Better Rewards, Tougher Inducements

The United States is not getting the most for its security assistance dollars. Programs intended to build partner capacity tend to underperform because they fail to address underlying weakness in defense institutions or take principal-agent problems into account. To build meaningful, long-lasting capacity in partners and better align security assistance with policy goals, the United States should shift from a “building partner capacity” approach to a reform focus using conditional aid as leverage. Doing so in an environment where security assistance is yet another arena for strategic competition with Russia, China, and others will require internal reform of the U.S. security assistance apparatus. Rather than a slow-moving bureaucracy, the United States needs an agile and streamlined security assistance enterprise able to deliver aid rapidly when needed and be paused or turned off just as easily when conditions require. In short, the United States needs sweeter carrots and harder sticks.

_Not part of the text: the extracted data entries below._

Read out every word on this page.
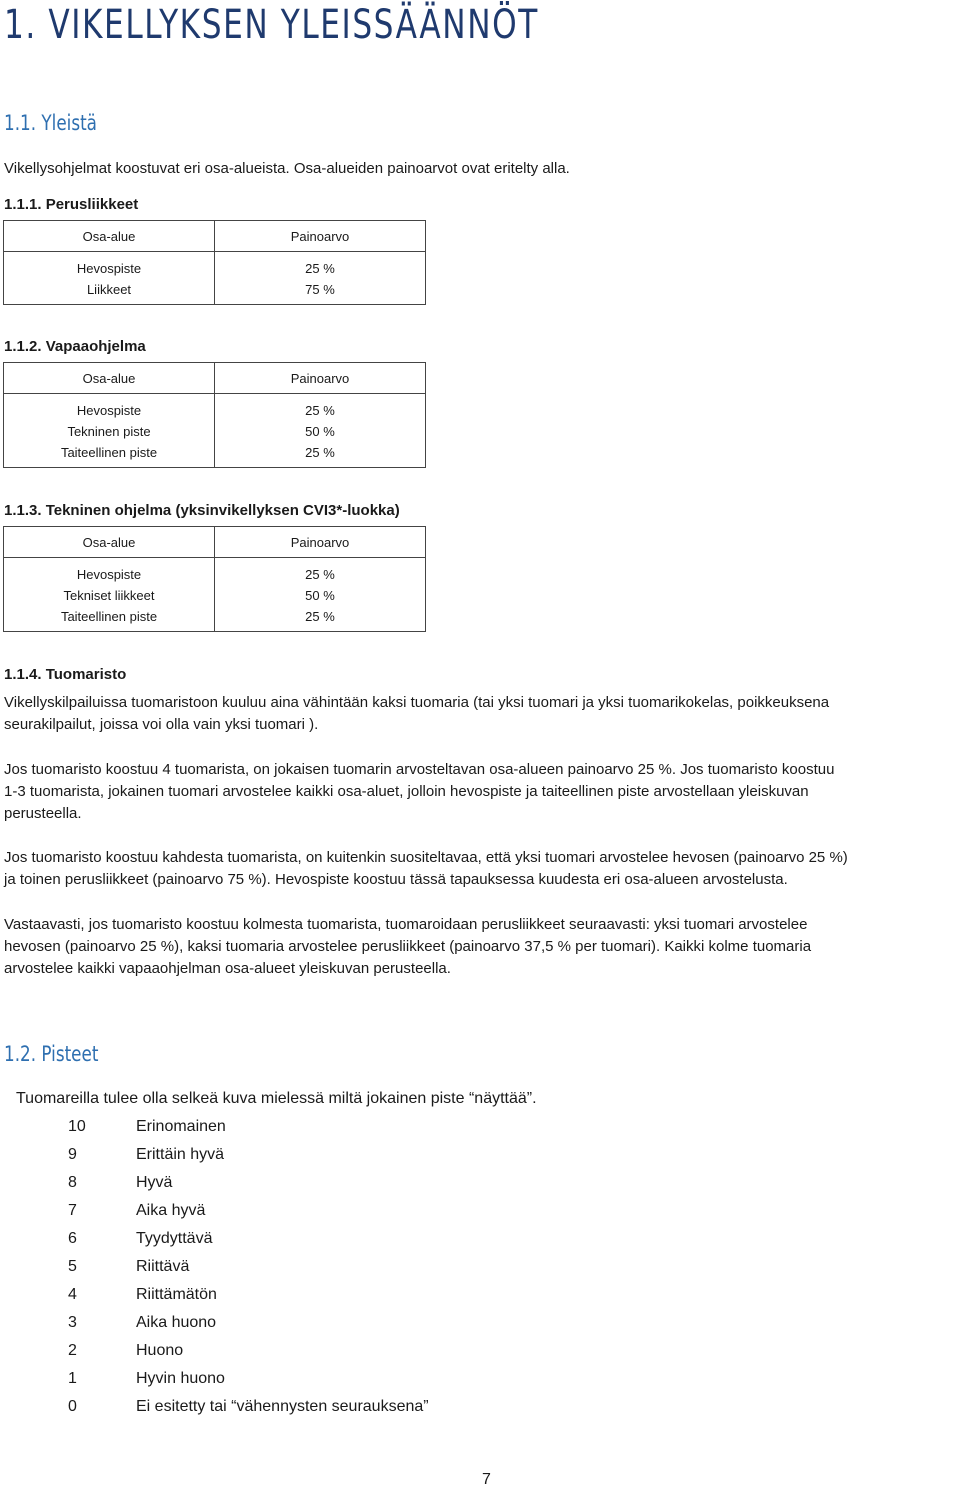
1. VIKELLYKSEN YLEISSÄÄNNÖT
1.1. Yleistä
Vikellysohjelmat koostuvat eri osa-alueista. Osa-alueiden painoarvot ovat eritelty alla.
1.1.1. Perusliikkeet
Osa-alue	Painoarvo
Hevospiste	25 %
Liikkeet	75 %
1.1.2. Vapaaohjelma
Osa-alue	Painoarvo
Hevospiste	25 %
Tekninen piste	50 %
Taiteellinen piste	25 %
1.1.3. Tekninen ohjelma (yksinvikellyksen CVI3*-luokka)
Osa-alue	Painoarvo
Hevospiste	25 %
Tekniset liikkeet	50 %
Taiteellinen piste	25 %
1.1.4. Tuomaristo
Vikellyskilpailuissa tuomaristoon kuuluu aina vähintään kaksi tuomaria (tai yksi tuomari ja yksi tuomarikokelas, poikkeuksena
seurakilpailut, joissa voi olla vain yksi tuomari ).
Jos tuomaristo koostuu 4 tuomarista, on jokaisen tuomarin arvosteltavan osa-alueen painoarvo 25 %. Jos tuomaristo koostuu
1-3 tuomarista, jokainen tuomari arvostelee kaikki osa-aluet, jolloin hevospiste ja taiteellinen piste arvostellaan yleiskuvan
perusteella.
Jos tuomaristo koostuu kahdesta tuomarista, on kuitenkin suositeltavaa, että yksi tuomari arvostelee hevosen (painoarvo 25 %)
ja toinen perusliikkeet (painoarvo 75 %). Hevospiste koostuu tässä tapauksessa kuudesta eri osa-alueen arvostelusta.
Vastaavasti, jos tuomaristo koostuu kolmesta tuomarista, tuomaroidaan perusliikkeet seuraavasti: yksi tuomari arvostelee
hevosen (painoarvo 25 %), kaksi tuomaria arvostelee perusliikkeet (painoarvo 37,5 % per tuomari). Kaikki kolme tuomaria
arvostelee kaikki vapaaohjelman osa-alueet yleiskuvan perusteella.
1.2. Pisteet
Tuomareilla tulee olla selkeä kuva mielessä miltä jokainen piste “näyttää”.
10	Erinomainen
9	Erittäin hyvä
8	Hyvä
7	Aika hyvä
6	Tyydyttävä
5	Riittävä
4	Riittämätön
3	Aika huono
2	Huono
1	Hyvin huono
0	Ei esitetty tai “vähennysten seurauksena”
7
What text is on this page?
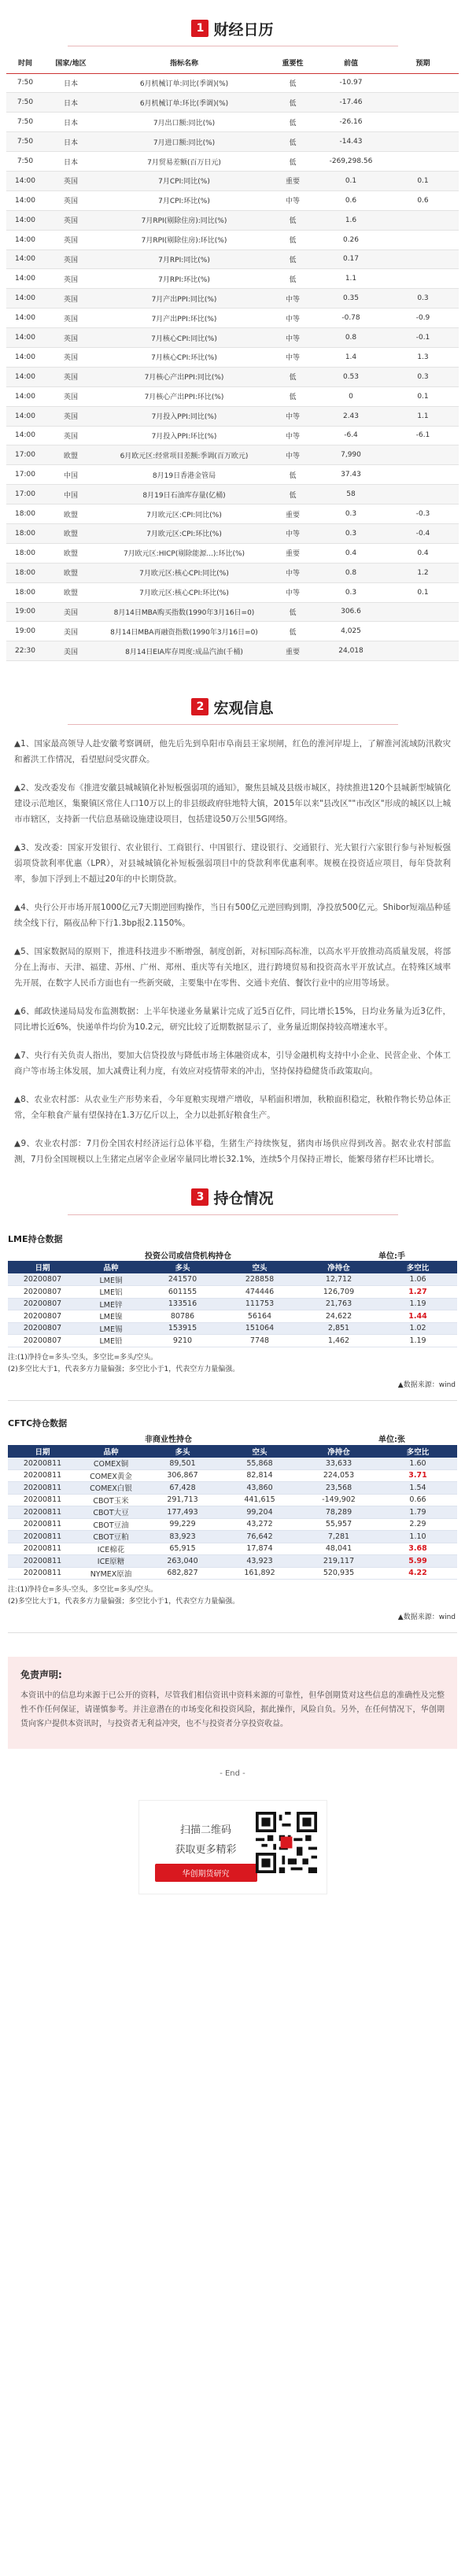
1 财经日历
时间	国家/地区	指标名称	重要性	前值	预期
7:50	日本	6月机械订单:同比(季调)(%)	低	-10.97	
7:50	日本	6月机械订单:环比(季调)(%)	低	-17.46	
7:50	日本	7月出口额:同比(%)	低	-26.16	
7:50	日本	7月进口额:同比(%)	低	-14.43	
7:50	日本	7月贸易差额(百万日元)	低	-269,298.56	
14:00	英国	7月CPI:同比(%)	重要	0.1	0.1
14:00	英国	7月CPI:环比(%)	中等	0.6	0.6
14:00	英国	7月RPI(剔除住房):同比(%)	低	1.6	
14:00	英国	7月RPI(剔除住房):环比(%)	低	0.26	
14:00	英国	7月RPI:同比(%)	低	0.17	
14:00	英国	7月RPI:环比(%)	低	1.1	
14:00	英国	7月产出PPI:同比(%)	中等	0.35	0.3
14:00	英国	7月产出PPI:环比(%)	中等	-0.78	-0.9
14:00	英国	7月核心CPI:同比(%)	中等	0.8	-0.1
14:00	英国	7月核心CPI:环比(%)	中等	1.4	1.3
14:00	英国	7月核心产出PPI:同比(%)	低	0.53	0.3
14:00	英国	7月核心产出PPI:环比(%)	低	0	0.1
14:00	英国	7月投入PPI:同比(%)	中等	2.43	1.1
14:00	英国	7月投入PPI:环比(%)	中等	-6.4	-6.1
17:00	欧盟	6月欧元区:经常项目差额:季调(百万欧元)	中等	7,990	
17:00	中国	8月19日香港金管局	低	37.43	
17:00	中国	8月19日石油库存量(亿桶)	低	58	
18:00	欧盟	7月欧元区:CPI:同比(%)	重要	0.3	-0.3
18:00	欧盟	7月欧元区:CPI:环比(%)	中等	0.3	-0.4
18:00	欧盟	7月欧元区:HICP(剔除能源...):环比(%)	重要	0.4	0.4
18:00	欧盟	7月欧元区:核心CPI:同比(%)	中等	0.8	1.2
18:00	欧盟	7月欧元区:核心CPI:环比(%)	中等	0.3	0.1
19:00	美国	8月14日MBA购买指数(1990年3月16日=0)	低	306.6	
19:00	美国	8月14日MBA再融资指数(1990年3月16日=0)	低	4,025	
22:30	美国	8月14日EIA库存周度:成品汽油(千桶)	重要	24,018	
2 宏观信息
▲1、国家最高领导人赴安徽考察调研，他先后先到阜阳市阜南县王家坝闸，红色的淮河岸堤上，了解淮河流域防汛救灾和蓄洪工作情况，看望慰问受灾群众。
▲2、发改委发布《推进安徽县城城镇化补短板强弱项的通知》，聚焦县城及县级市城区，持续推进120个县城新型城镇化建设示范地区，集聚镇区常住人口10万以上的非县级政府驻地特大镇，2015年以来"县改区""市改区"形成的城区以上城市市辖区，支持新一代信息基础设施建设项目，包括建设50万公里5G网络。
▲3、发改委：国家开发银行、农业银行、工商银行、中国银行、建设银行、交通银行、光大银行六家银行参与补短板强弱项贷款利率优惠（LPR），对县城城镇化补短板强弱项目中的贷款利率优惠利率。规模在投资适应项目，每年贷款利率，参加下浮到上不超过20年的中长期贷款。
▲4、央行公开市场开展1000亿元7天期逆回购操作，当日有500亿元逆回购到期，净投放500亿元。Shibor短端品种延续全线下行，隔夜品种下行1.3bp报2.1150%。
▲5、国家数据局的原则下，推进科技进步不断增强，制度创新，对标国际高标准，以高水平开放推动高质量发展，将部分在上海市、天津、福建、苏州、广州、郑州、重庆等有关地区，进行跨境贸易和投资高水平开放试点。在特殊区域率先开展，在数字人民币方面也有一些新突破，主要集中在零售、交通卡充值、餐饮行业中的应用等场景。
▲6、邮政快递局局发布监测数据：上半年快递业务量累计完成了近5百亿件，同比增长15%，日均业务量为近3亿件，同比增长近6%，快递单件均价为10.2元，研究比较了近期数据显示了，业务量近期保持较高增速水平。
▲7、央行有关负责人指出，要加大信贷投放与降低市场主体融资成本，引导金融机构支持中小企业、民营企业、个体工商户等市场主体发展，加大减费让利力度，有效应对疫情带来的冲击，坚持保持稳健货币政策取向。
▲8、农业农村部：从农业生产形势来看，今年夏粮实现增产增收，早稻面积增加，秋粮面积稳定，秋粮作物长势总体正常，全年粮食产量有望保持在1.3万亿斤以上，全力以赴抓好粮食生产。
▲9、农业农村部：7月份全国农村经济运行总体平稳，生猪生产持续恢复，猪肉市场供应得到改善。据农业农村部监测，7月份全国规模以上生猪定点屠宰企业屠宰量同比增长32.1%，连续5个月保持正增长，能繁母猪存栏环比增长。
3 持仓情况
LME持仓数据
		投资公司或信贷机构持仓			单位:手
日期	品种	多头	空头	净持仓	多空比
20200807	LME铜	241570	228858	12,712	1.06
20200807	LME铝	601155	474446	126,709	1.27
20200807	LME锌	133516	111753	21,763	1.19
20200807	LME镍	80786	56164	24,622	1.44
20200807	LME锡	153915	151064	2,851	1.02
20200807	LME铅	9210	7748	1,462	1.19
注:(1)净持仓=多头-空头，多空比=多头/空头。
(2)多空比大于1，代表多方力量偏强；多空比小于1，代表空方力量偏强。
▲数据来源：wind
CFTC持仓数据
		非商业性持仓			单位:张
日期	品种	多头	空头	净持仓	多空比
20200811	COMEX铜	89,501	55,868	33,633	1.60
20200811	COMEX黄金	306,867	82,814	224,053	3.71
20200811	COMEX白银	67,428	43,860	23,568	1.54
20200811	CBOT玉米	291,713	441,615	-149,902	0.66
20200811	CBOT大豆	177,493	99,204	78,289	1.79
20200811	CBOT豆油	99,229	43,272	55,957	2.29
20200811	CBOT豆粕	83,923	76,642	7,281	1.10
20200811	ICE棉花	65,915	17,874	48,041	3.68
20200811	ICE原糖	263,040	43,923	219,117	5.99
20200811	NYMEX原油	682,827	161,892	520,935	4.22
注:(1)净持仓=多头-空头，多空比=多头/空头。
(2)多空比大于1，代表多方力量偏强；多空比小于1，代表空方力量偏强。
▲数据来源：wind
免责声明:
本资讯中的信息均来源于已公开的资料，尽管我们相信资讯中资料来源的可靠性，但华创期货对这些信息的准确性及完整性不作任何保证，请谨慎参考。并注意潜在的市场变化和投资风险，据此操作，风险自负。另外，在任何情况下，华创期货向客户提供本资讯时，与投资者无利益冲突，也不与投资者分享投资收益。
- End -
扫描二维码
获取更多精彩
华创期货研究
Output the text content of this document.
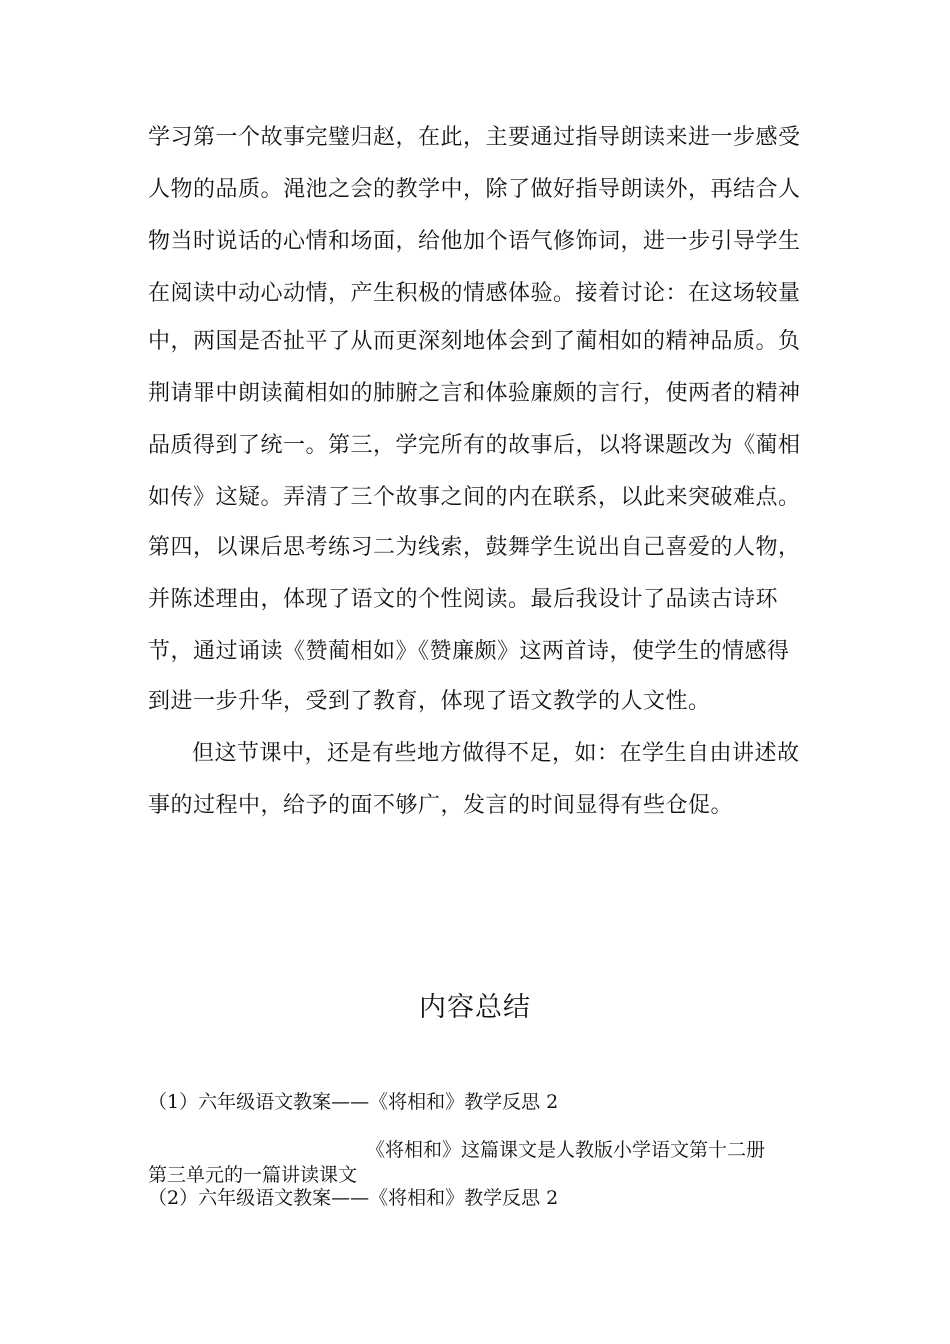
学习第一个故事完璧归赵，在此，主要通过指导朗读来进一步感受
人物的品质。渑池之会的教学中，除了做好指导朗读外，再结合人
物当时说话的心情和场面，给他加个语气修饰词，进一步引导学生
在阅读中动心动情，产生积极的情感体验。接着讨论：在这场较量
中，两国是否扯平了从而更深刻地体会到了蔺相如的精神品质。负
荆请罪中朗读蔺相如的肺腑之言和体验廉颇的言行，使两者的精神
品质得到了统一。第三，学完所有的故事后，以将课题改为《蔺相
如传》这疑。弄清了三个故事之间的内在联系，以此来突破难点。
第四，以课后思考练习二为线索，鼓舞学生说出自己喜爱的人物，
并陈述理由，体现了语文的个性阅读。最后我设计了品读古诗环
节，通过诵读《赞蔺相如》《赞廉颇》这两首诗，使学生的情感得
到进一步升华，受到了教育，体现了语文教学的人文性。
但这节课中，还是有些地方做得不足，如：在学生自由讲述故
事的过程中，给予的面不够广，发言的时间显得有些仓促。
内容总结
（1）六年级语文教案——《将相和》教学反思 2
《将相和》这篇课文是人教版小学语文第十二册
第三单元的一篇讲读课文
（2）六年级语文教案——《将相和》教学反思 2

While the current U.S. effort to arm and equip Ukrainian forces is the most visible example today, it is not representative of the day-to-day work of security assistance which the United States carries out around the world. In most cases, the greater threat facing these partners is not an invading army but rather defense institutions for which reform is needed but not properly incentivized. Modifying the U.S. approach to security assistance is one way to create that incentive and better align aid with policy goals.

 

 

 

 

Jeremy Gwinn is a U.S. Army infantry officer currently in the Office of Security Cooperation – Iraq. His previous experiences include multiple tours in Afghanistan and Iraq conducting counter-insurgency and security force assistance as well as teaching economics in the Department of Social Sciences at West Point. Gwinn has a Ph.D. in international relations from the Fletcher School of Law and Diplomacy where his doctoral research focused on U.S. unconventional warfare post-9/11. He has published on a variety of security affairs topics. The views expressed herein are his own and do not reflect those of the Army, the Department of Defense, or the U.S. government.